どうしてかわからないが、旅の当日、早朝に目覚めて、ふと思い出したのだ。昔、機内誌で素晴らしいエッセイを読んだことを。

それはイルカを追い求めて旅をする話だった。書き手の男性は、突然イルカと泳ぎたくなり、思いつきでロサンゼルスへ向かう。しかし、そこにイルカはおらず、気付けばイルカのことを忘れてカリフォルニアやオレゴン州をジープで旅をしていた。

だが、あるとき怒りが爆発する。

「俺は、イルカと泳ぎたいのである」と。

旅の目的を思い出した彼は、「ハワイでならイルカと泳げる」という情報を得て、最終的にはハワイ島で実際にイルカと泳ぐことができた。

彼は最後にこう締めくくる。

「きっかけは『イルカと泳ぎたい』だけだったのだが、とんだ冒険をすることになった。思い出深い、思い立つ旅である。

知らない土地に、なんの準備もせずに向かう旅は刺激的だ。宿はあるのだろうか、どんな人間と出会うのだろうか、不安と好奇心が自分の感覚を研ぎ澄まさせる。

頭を空っぽにして、フィジカルを通して体験する旅を忘れてはいけない。思い立った時にそこに行く、あの快感は忘れることができない」

旅心を掻き立てる、素晴らしいエッセイだ。

「俺は、イルカと泳ぎたいのである」

この言葉と感覚に、当時まだ会社員だったぼくは、機上で深く共感した。それから7年近く経っているのに、なぜか北見へ向かう日に、あのエッセイの記憶と感動が蘇ってきたのである。

そして改めて読み直した今、その理由がわかった。

「ぼくは、カーリングがしたいのである」

その一心で、北見へ向かった。彼と同じじゃないか。そして念願のカーリング体験ができた。実際にやってみると思った以上に難しかったが、それでも楽しかった。カーリングをやれた。それで旅の目的は果たせた。イルカと泳ぐことができた彼と同じように、この快感は計り知れない。ぼくの右手はカーリングストーンの重さを覚えている。ぼくの右足は蹴り台を踏み出したときスーっと進む心地良さを覚えている。それは一週間前にはなかったものだ。

旅の目的は、たったひとつあればいい。昔、ある女性から「ウニが食べたくて北海道の積丹半島まで行った」という話を聞いた。

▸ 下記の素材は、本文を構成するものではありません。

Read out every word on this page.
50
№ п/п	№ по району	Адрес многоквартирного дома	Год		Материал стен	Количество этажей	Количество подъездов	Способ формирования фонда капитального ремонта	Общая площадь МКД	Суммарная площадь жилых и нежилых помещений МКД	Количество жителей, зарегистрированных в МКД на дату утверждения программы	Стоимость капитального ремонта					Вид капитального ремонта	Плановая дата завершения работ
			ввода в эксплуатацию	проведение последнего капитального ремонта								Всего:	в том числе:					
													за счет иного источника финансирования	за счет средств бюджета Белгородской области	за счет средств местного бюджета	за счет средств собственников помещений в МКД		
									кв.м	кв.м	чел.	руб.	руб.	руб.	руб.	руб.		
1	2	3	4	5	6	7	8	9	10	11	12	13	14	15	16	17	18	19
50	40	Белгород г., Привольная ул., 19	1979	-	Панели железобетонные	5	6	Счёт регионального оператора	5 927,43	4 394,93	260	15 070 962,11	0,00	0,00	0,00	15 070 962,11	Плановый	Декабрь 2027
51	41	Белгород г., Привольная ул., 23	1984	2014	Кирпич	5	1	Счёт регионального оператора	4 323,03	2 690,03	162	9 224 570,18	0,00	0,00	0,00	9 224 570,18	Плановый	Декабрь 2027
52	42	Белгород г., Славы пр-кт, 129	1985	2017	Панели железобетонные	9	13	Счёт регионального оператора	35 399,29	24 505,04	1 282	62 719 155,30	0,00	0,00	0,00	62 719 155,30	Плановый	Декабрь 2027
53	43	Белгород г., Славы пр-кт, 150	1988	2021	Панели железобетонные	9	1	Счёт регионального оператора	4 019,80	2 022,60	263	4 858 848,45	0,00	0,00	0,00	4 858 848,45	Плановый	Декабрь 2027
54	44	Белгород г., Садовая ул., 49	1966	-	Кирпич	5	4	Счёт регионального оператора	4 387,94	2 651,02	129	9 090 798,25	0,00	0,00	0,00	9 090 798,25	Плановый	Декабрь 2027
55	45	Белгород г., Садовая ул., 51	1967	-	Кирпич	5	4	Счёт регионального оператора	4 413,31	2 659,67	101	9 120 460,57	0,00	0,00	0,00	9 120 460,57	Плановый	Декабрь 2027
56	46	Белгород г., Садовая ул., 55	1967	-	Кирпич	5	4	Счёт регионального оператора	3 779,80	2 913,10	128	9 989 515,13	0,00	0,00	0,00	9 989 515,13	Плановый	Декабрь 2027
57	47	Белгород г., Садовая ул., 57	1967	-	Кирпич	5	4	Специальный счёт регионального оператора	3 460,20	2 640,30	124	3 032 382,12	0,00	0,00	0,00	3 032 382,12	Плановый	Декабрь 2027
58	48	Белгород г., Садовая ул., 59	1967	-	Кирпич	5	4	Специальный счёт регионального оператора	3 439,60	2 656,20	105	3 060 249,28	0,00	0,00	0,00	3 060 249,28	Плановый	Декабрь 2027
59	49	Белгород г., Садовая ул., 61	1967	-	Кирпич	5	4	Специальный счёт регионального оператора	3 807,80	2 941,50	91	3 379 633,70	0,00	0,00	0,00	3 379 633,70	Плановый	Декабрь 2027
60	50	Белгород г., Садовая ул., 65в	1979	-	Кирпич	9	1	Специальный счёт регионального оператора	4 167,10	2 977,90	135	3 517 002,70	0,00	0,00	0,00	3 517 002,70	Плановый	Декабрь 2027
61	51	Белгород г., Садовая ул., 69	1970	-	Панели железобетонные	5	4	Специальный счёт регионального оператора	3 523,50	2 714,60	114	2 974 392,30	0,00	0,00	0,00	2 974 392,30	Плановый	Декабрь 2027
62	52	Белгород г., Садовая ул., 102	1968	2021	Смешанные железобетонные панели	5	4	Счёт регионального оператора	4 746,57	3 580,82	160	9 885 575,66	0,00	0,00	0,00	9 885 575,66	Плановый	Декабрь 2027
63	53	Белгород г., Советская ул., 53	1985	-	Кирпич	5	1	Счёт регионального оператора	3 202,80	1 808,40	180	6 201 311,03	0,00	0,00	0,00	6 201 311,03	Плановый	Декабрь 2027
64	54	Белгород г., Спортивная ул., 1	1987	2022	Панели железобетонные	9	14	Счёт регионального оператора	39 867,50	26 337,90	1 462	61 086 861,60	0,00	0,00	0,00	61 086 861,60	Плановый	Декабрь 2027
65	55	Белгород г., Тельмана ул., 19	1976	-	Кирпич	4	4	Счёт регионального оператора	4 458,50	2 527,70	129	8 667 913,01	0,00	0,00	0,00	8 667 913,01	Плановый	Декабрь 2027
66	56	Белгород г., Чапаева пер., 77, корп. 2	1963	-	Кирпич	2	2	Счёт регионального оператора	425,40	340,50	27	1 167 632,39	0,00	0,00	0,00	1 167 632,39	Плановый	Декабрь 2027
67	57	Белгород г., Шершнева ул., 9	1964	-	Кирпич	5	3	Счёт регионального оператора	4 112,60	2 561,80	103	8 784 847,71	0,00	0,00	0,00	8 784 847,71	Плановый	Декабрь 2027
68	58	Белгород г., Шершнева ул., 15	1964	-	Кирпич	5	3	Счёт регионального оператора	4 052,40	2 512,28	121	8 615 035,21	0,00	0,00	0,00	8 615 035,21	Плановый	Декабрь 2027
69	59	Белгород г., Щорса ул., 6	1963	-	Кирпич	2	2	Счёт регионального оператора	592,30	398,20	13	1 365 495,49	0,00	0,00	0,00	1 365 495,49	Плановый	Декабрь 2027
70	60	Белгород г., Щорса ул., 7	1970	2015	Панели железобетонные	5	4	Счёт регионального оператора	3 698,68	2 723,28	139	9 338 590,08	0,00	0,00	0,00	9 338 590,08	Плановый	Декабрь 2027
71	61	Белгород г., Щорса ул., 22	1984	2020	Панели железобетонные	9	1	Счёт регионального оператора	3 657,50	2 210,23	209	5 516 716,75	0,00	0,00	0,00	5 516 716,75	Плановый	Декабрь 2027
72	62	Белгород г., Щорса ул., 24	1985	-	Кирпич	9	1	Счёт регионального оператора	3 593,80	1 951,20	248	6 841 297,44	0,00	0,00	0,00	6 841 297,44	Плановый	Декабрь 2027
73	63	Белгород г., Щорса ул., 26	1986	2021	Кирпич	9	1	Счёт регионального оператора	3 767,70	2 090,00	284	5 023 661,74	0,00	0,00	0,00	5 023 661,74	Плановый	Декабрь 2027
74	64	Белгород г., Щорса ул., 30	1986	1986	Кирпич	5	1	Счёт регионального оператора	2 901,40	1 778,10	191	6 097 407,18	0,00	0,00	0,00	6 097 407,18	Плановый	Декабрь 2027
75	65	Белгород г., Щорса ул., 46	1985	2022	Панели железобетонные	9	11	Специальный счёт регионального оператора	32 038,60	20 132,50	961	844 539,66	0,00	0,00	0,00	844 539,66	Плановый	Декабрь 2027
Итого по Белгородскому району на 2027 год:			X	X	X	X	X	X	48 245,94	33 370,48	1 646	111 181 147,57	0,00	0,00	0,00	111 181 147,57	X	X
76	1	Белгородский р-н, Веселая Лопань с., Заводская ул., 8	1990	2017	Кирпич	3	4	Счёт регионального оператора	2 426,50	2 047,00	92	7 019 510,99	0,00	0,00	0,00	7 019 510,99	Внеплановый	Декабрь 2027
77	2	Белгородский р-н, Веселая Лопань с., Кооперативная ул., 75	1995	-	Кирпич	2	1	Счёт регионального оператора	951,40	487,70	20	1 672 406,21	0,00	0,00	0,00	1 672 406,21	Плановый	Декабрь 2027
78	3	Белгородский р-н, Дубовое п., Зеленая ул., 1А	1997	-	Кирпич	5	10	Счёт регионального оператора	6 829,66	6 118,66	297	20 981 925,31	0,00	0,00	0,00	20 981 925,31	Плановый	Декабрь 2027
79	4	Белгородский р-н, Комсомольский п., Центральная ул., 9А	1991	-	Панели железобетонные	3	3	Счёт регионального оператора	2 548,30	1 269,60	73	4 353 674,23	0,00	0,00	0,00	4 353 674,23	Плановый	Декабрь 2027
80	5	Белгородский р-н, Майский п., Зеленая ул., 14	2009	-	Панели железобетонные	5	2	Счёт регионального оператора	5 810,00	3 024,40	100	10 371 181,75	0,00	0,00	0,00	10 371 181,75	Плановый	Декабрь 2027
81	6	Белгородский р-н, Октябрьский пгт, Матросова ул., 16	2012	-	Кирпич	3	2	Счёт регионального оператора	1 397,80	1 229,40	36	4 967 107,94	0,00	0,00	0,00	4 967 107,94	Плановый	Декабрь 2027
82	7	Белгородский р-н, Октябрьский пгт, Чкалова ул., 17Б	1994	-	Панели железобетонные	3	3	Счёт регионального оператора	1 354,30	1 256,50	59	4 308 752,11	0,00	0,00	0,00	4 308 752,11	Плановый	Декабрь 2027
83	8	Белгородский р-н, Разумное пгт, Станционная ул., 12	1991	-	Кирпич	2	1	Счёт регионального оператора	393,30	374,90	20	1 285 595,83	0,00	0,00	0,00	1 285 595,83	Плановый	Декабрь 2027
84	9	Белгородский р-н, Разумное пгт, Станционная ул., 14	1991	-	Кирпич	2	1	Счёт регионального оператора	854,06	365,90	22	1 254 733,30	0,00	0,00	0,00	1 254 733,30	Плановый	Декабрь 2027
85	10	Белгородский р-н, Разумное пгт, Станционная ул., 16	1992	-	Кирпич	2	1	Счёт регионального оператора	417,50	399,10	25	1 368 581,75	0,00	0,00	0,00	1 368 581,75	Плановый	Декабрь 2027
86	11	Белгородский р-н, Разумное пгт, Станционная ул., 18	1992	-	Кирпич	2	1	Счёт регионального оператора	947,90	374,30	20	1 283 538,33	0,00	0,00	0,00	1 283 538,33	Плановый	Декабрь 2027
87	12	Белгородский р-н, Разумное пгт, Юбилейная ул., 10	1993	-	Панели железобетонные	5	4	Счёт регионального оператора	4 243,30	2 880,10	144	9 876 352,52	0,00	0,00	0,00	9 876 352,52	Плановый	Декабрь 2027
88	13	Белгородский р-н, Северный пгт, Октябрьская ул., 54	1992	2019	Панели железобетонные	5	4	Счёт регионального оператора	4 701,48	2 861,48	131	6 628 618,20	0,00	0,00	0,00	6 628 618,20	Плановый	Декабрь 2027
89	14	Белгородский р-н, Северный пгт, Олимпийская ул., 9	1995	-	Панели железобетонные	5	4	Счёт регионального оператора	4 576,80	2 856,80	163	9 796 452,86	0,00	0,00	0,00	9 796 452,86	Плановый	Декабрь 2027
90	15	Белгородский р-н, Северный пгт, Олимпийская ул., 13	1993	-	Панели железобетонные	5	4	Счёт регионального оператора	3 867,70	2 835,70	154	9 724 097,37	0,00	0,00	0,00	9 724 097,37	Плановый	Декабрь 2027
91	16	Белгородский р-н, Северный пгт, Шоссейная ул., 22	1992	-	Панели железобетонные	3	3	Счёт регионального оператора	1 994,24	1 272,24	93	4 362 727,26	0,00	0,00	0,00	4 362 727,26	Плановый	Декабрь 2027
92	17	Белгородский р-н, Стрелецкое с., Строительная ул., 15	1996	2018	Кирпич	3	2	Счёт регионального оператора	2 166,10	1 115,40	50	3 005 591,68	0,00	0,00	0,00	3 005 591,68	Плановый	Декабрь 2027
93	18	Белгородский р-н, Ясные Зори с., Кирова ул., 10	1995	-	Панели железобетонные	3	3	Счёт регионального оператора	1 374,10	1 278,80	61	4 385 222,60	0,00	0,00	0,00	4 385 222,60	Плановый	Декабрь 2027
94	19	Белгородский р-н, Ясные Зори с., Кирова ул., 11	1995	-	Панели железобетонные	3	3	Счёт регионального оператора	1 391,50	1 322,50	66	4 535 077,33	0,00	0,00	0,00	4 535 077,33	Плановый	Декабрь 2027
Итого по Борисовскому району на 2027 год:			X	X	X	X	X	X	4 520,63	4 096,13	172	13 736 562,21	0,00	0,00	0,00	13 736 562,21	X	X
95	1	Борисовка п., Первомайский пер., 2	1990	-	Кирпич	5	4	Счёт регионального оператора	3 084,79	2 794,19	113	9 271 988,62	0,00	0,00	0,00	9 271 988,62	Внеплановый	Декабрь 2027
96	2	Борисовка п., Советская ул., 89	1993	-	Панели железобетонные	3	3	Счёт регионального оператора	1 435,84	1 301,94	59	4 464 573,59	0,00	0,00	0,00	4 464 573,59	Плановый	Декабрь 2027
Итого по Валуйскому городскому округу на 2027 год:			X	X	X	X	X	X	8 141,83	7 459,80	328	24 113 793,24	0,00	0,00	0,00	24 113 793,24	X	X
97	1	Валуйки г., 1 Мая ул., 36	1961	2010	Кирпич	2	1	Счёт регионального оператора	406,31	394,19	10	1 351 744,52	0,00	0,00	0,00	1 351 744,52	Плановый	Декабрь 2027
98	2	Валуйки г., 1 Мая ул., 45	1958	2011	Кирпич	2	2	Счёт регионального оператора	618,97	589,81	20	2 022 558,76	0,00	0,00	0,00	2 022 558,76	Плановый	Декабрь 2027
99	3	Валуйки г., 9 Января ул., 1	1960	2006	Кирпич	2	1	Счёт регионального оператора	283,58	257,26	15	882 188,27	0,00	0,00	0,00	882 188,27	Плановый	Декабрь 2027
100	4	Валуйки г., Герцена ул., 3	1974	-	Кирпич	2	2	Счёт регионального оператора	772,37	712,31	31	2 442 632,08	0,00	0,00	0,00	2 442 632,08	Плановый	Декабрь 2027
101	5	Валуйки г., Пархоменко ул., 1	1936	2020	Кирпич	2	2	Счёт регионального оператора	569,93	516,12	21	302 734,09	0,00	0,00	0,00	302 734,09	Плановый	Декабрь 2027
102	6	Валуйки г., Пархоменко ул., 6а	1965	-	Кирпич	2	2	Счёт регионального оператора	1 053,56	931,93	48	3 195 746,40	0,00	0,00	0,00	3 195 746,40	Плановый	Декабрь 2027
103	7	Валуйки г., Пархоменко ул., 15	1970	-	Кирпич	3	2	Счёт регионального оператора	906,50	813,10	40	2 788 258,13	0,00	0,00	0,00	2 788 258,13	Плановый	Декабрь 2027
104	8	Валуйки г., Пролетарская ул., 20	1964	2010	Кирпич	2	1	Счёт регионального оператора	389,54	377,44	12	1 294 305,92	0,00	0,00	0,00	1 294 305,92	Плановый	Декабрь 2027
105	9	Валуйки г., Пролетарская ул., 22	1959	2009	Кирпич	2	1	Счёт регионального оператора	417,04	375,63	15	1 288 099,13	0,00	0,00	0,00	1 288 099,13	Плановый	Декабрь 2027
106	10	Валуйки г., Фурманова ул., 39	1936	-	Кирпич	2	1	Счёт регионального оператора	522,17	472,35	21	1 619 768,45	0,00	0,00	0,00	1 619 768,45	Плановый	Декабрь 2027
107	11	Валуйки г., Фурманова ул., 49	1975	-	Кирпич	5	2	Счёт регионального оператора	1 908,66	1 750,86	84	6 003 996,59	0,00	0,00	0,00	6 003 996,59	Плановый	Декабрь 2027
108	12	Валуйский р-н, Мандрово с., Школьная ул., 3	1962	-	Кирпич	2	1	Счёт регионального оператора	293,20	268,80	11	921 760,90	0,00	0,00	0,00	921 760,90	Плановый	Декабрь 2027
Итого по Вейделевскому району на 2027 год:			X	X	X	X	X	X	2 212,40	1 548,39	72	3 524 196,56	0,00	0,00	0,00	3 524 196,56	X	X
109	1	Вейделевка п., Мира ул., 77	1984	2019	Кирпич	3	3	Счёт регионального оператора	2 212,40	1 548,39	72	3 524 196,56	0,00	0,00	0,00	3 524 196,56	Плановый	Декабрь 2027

「積丹半島のウニがおいしいって聞いたんです。小樽の先の。でも私、免許を持ってないから、鉄道とバスを乗り継いで」

「それで、ウニは食べられたの?」

「食べました! 積丹半島の宿で、獲れたてのウニを、こんなに!」

積丹半島のウニは本当においしかったと、満足そうに話していた表情をぼくは忘れられない。彼女もまた、たったひとつの旅の目的を果たした。以来、ぼくもいつか積丹半島でウニを食べたいと思っている。人の行動には、次の誰かの行動を生む、そういう不思議な強い力がある。

北見を訪れて良かった。いろんな人との出会いがあった。至るところでカーリングやロコ・ソラーレを身近に感じられた。この一連のnoteを読んだ誰かが、北見に興味を持って、訪ねてくれたら嬉しい。北見の方も喜ぶと思う。ぼくもまた、季節を変えて再訪したいと思っている。カーリングだけではない魅力があった。

我妻さん、すずなちゃんをはじめ、現地でお世話になった方々、本当にありがとうございました!またお会いしましょう!